Après quatre mois et demi de voyage, je me demande souvent quelle nouvelle aventure va bien pouvoir me tomber sur le coin de la gueule pour que je continue à animer ce blog, et à essayer de vous tenir en haleine. Que les choses soient claires : les complications, je ne les cherche pas. Elles arrivent par hasard, sauf que moi je crois pas au hasard. Bref. Après mon étape berruyère, j’avais décidé de longer tranquillement les châteaux de la Loire afin de ramener quelques photos – rien de bien original, quoi.

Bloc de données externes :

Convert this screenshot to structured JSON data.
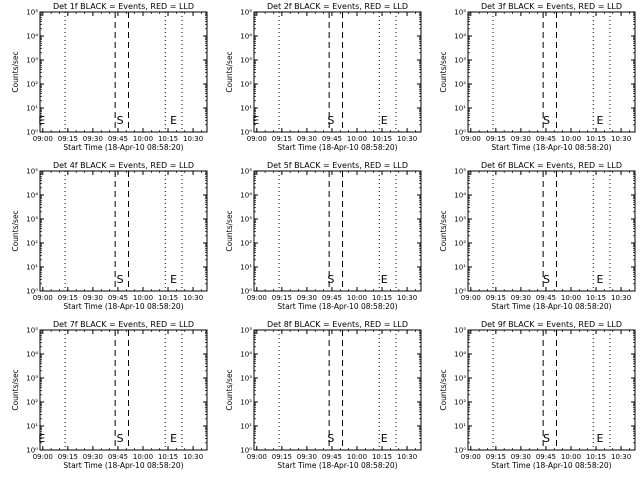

Je commence par Chambord et réussit l’exploit de crever devant l’entrée du parc. Pile à l’endroit interdit au stationnement. La maréchaussée me fait les gros yeux mais un type s’arrête gentiment pour me donner un coup de main. L’avantage, c’est qu’on n’a jamais eu une aussi jolie vue pour changer une roue, depuis l’invention de la roue. En partant il me demande d’écrire sur mon blog que dans le Loir-et-Cher les gens sont solidaires. Ce qui est donc fait.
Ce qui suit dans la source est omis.